Polda Jawa Barat beralasan, kedua nama yang dihapus merupakan nama fiktif yang asal disebut tersangka lain. Sementara satu pelaku atas nama Pegi atau Perong tetap ada dalam DPO. Selain menghapus dua nama dari DPO, polisi juga menyatakan jumlah total pelaku pembunuhan Vina di Cirebon menjadi 9 orang.
Padahal, Pengadilan Negeri Cirebon pada 2016 memutuskan ada 11 tersangka pembunuh. Delapan pelaku telah diadili, yakni Jaya, Supriyanto, Eka Sandi, Hadi Saputra, Eko Ramadhani, Sudirman, Rivaldi Aditya Wardana, dan Saka Tatal.

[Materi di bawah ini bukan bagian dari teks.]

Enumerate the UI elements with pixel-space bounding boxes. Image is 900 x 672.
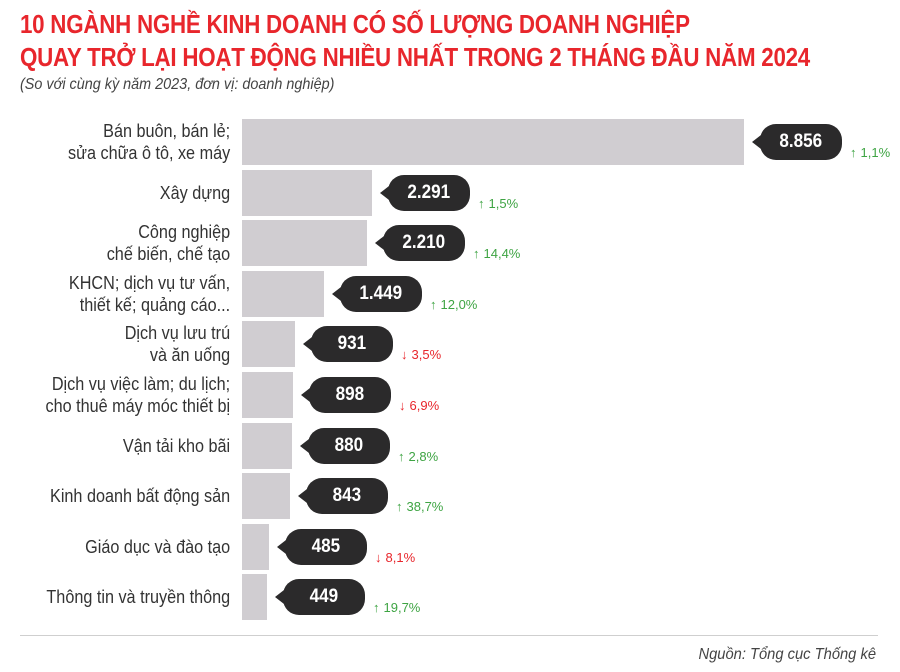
value-bubble: 485 [277,528,367,565]
value-label: 449 [309,586,339,608]
bar [242,169,372,216]
value-bubble: 898 [301,377,391,413]
value-label: 880 [334,434,364,456]
bar-row: Giáo dục và đào tạo 485 ↓ 8,1% [0,523,900,570]
value-bubble: 2.291 [380,174,470,211]
category-label: Công nghiệp chế biến, chế tạo [93,220,230,266]
bar [242,220,367,267]
value-label: 931 [337,333,367,355]
value-label: 8.856 [779,131,823,152]
value-label: 843 [332,485,362,507]
bar-row: Bán buôn, bán lẻ; sửa chữa ô tô, xe máy 8… [0,119,900,165]
value-bubble: 2.210 [375,225,465,262]
category-label-text: Thông tin và truyền thông [46,587,230,608]
arrow-down-icon: ↓ [399,398,406,413]
bar [242,270,324,317]
category-label-text: Dịch vụ việc làm; du lịch; cho thuê máy … [45,374,230,416]
category-label-text: Kinh doanh bất động sản [49,486,230,507]
bar [242,473,290,520]
category-label-text: Dịch vụ lưu trú và ăn uống [124,323,230,366]
arrow-up-icon: ↑ [478,195,485,211]
bar-row: Dịch vụ lưu trú và ăn uống 931 ↓ 3,5% [0,321,900,368]
change-percent: 3,5% [411,347,442,363]
bar [242,422,292,469]
change-indicator: ↓ 6,9% [399,398,439,413]
change-indicator: ↑ 19,7% [373,600,420,615]
change-indicator: ↑ 1,1% [850,145,890,160]
category-label-text: KHCN; dịch vụ tư vấn, thiết kế; quảng cá… [68,272,230,315]
change-percent: 1,5% [488,195,519,211]
bar [242,574,267,621]
bar-row: Công nghiệp chế biến, chế tạo 2.210 ↑ 14,4% [0,220,900,267]
value-bubble: 449 [275,579,365,616]
category-label: Vận tải kho bãi [111,423,230,469]
chart-subtitle: (So với cùng kỳ năm 2023, đơn vị: doanh … [20,76,335,93]
change-percent: 38,7% [406,499,444,515]
arrow-down-icon: ↓ [401,347,408,363]
value-label: 1.449 [359,282,403,304]
title-line-2: QUAY TRỞ LẠI HOẠT ĐỘNG NHIỀU NHẤT TRONG … [20,42,810,72]
category-label: Xây dựng [152,170,230,216]
bar-row: Kinh doanh bất động sản 843 ↑ 38,7% [0,473,900,520]
change-indicator: ↑ 14,4% [473,246,520,261]
change-indicator: ↑ 1,5% [478,196,518,211]
category-label: Giáo dục và đào tạo [69,524,230,570]
change-percent: 12,0% [440,296,478,312]
value-label: 898 [335,384,365,405]
arrow-up-icon: ↑ [850,145,857,160]
arrow-up-icon: ↑ [430,296,437,312]
arrow-up-icon: ↑ [398,448,405,464]
footer-divider [20,635,878,636]
bar-row: Thông tin và truyền thông 449 ↑ 19,7% [0,574,900,621]
change-indicator: ↓ 3,5% [401,347,441,362]
arrow-up-icon: ↑ [396,499,403,515]
bar [242,321,295,368]
title-line-1: 10 NGÀNH NGHỀ KINH DOANH CÓ SỐ LƯỢNG DOA… [20,9,690,39]
bar-row: Vận tải kho bãi 880 ↑ 2,8% [0,422,900,469]
change-indicator: ↑ 12,0% [430,297,477,312]
value-label: 2.210 [402,232,446,254]
category-label: Kinh doanh bất động sản [30,473,230,519]
category-label: Bán buôn, bán lẻ; sửa chữa ô tô, xe máy [50,119,230,165]
bar-row: KHCN; dịch vụ tư vấn, thiết kế; quảng cá… [0,270,900,317]
change-percent: 8,1% [385,549,416,565]
value-bubble: 8.856 [752,124,842,160]
value-bubble: 880 [300,427,390,464]
category-label: Dịch vụ việc làm; du lịch; cho thuê máy … [25,372,230,418]
category-label: KHCN; dịch vụ tư vấn, thiết kế; quảng cá… [51,271,230,317]
change-percent: 2,8% [408,448,439,464]
category-label: Dịch vụ lưu trú và ăn uống [113,321,230,367]
chart-title: 10 NGÀNH NGHỀ KINH DOANH CÓ SỐ LƯỢNG DOA… [20,8,810,74]
value-bubble: 1.449 [332,275,422,312]
bar [242,523,269,570]
bar-row: Dịch vụ việc làm; du lịch; cho thuê máy … [0,372,900,418]
category-label-text: Vận tải kho bãi [122,435,230,456]
category-label: Thông tin và truyền thông [26,574,230,620]
bar [242,119,744,165]
arrow-up-icon: ↑ [473,246,480,262]
category-label-text: Công nghiệp chế biến, chế tạo [106,222,230,265]
bar [242,372,293,418]
change-percent: 1,1% [860,145,891,160]
arrow-down-icon: ↓ [375,549,382,565]
change-percent: 6,9% [409,398,440,413]
source-note: Nguồn: Tổng cục Thống kê [698,646,876,663]
arrow-up-icon: ↑ [373,600,380,616]
change-indicator: ↑ 2,8% [398,449,438,464]
value-label: 485 [311,535,341,557]
bar-row: Xây dựng 2.291 ↑ 1,5% [0,169,900,216]
value-bubble: 843 [298,478,388,515]
value-label: 2.291 [407,181,451,203]
change-percent: 19,7% [383,600,421,616]
category-label-text: Giáo dục và đào tạo [84,536,230,557]
category-label-text: Xây dựng [159,182,230,203]
change-percent: 14,4% [483,246,521,262]
change-indicator: ↑ 38,7% [396,499,443,514]
change-indicator: ↓ 8,1% [375,550,415,565]
value-bubble: 931 [303,326,393,363]
category-label-text: Bán buôn, bán lẻ; sửa chữa ô tô, xe máy [67,121,230,163]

Tujuh terdakwa divonis penjara seumur hidup. Sementara satu pelaku dipenjara delapan tahun karena masih di bawah umur saat melakukan kejahatan dan kini sudah bebas.
Putusan itu juga mencatat terdapat tiga nama pelaku yang masuk DPO, yakni Dani (28), Andi (31), dan Pegi alias Perong (30).

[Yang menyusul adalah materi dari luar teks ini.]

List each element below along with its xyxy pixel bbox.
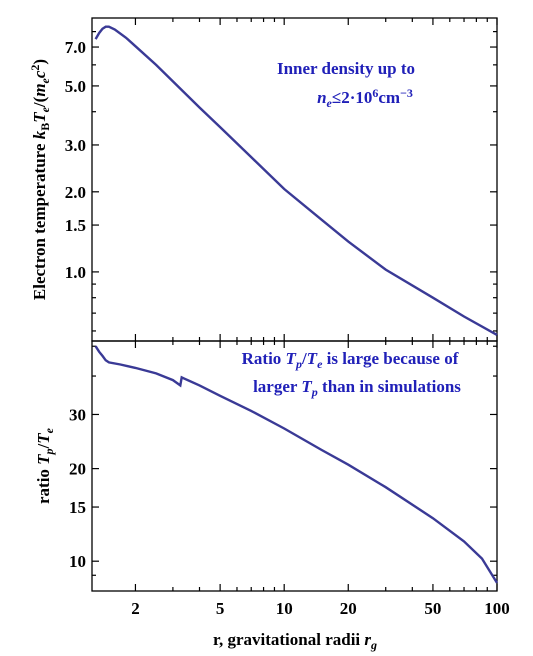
y-tick-label: 1.0 bbox=[65, 263, 86, 282]
y-tick-label: 20 bbox=[69, 460, 86, 479]
series-line bbox=[94, 345, 499, 584]
panel-ratio: 10 15 20 30 ratio Tp/Te Ratio Tp/Te is large … bbox=[34, 340, 510, 652]
panel-temperature: 1.0 1.5 2.0 3.0 5.0 7.0 Electron temperature k… bbox=[28, 17, 498, 342]
x-tick-label: 100 bbox=[484, 599, 510, 618]
y-tick-label: 15 bbox=[69, 498, 86, 517]
annotation-line-1: Ratio Tp/Te is large because of bbox=[242, 349, 459, 371]
x-tick-label: 10 bbox=[276, 599, 293, 618]
y-axis-label: ratio Tp/Te bbox=[34, 427, 56, 504]
y-tick-label: 10 bbox=[69, 552, 86, 571]
y-tick-label: 30 bbox=[69, 405, 86, 424]
x-tick-label: 5 bbox=[216, 599, 225, 618]
annotation-line-1: Inner density up to bbox=[277, 59, 415, 78]
x-tick-label: 20 bbox=[340, 599, 357, 618]
y-tick-label: 3.0 bbox=[65, 136, 86, 155]
y-tick-label: 7.0 bbox=[65, 38, 86, 57]
y-tick-label: 5.0 bbox=[65, 77, 86, 96]
x-tick-label: 50 bbox=[424, 599, 441, 618]
series-line bbox=[94, 25, 498, 336]
annotation-line-2: larger Tp than in simulations bbox=[253, 377, 461, 399]
y-tick-label: 2.0 bbox=[65, 183, 86, 202]
y-tick-label: 1.5 bbox=[65, 216, 86, 235]
y-axis-label: Electron temperature kBTe/(mec2) bbox=[28, 59, 52, 300]
annotation-line-2: ne≤2·106cm−3 bbox=[317, 86, 413, 110]
x-axis-label: r, gravitational radii rg bbox=[213, 630, 377, 652]
x-tick-label: 2 bbox=[131, 599, 140, 618]
plot-frame bbox=[91, 340, 498, 592]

Lalu, bolehkah polisi menghapus nama tersangka dari DPO yang sudah diputuskan oleh pengadilan?
Penjelasan pakar hukum
Pakar hukum pidana Universitas Trisakti Abdul Fickar Hadjar mengungkapkan, polisi seharusnya melakukan penyelidikan dan penyidikan sesuai dengan putusan pengadilan.
"Kalau dasar penyelidikan atau penyidikannya itu sebuah keputusan pengadilan, maka sepenuhnya penyelidikan atau penyidikan kasus harus mengikuti petunjuk atau mengikuti apa yang sudah ada di dalam putusan pengadilan," jelasnya saat dihubungi awal media, Senin (27/5/2024).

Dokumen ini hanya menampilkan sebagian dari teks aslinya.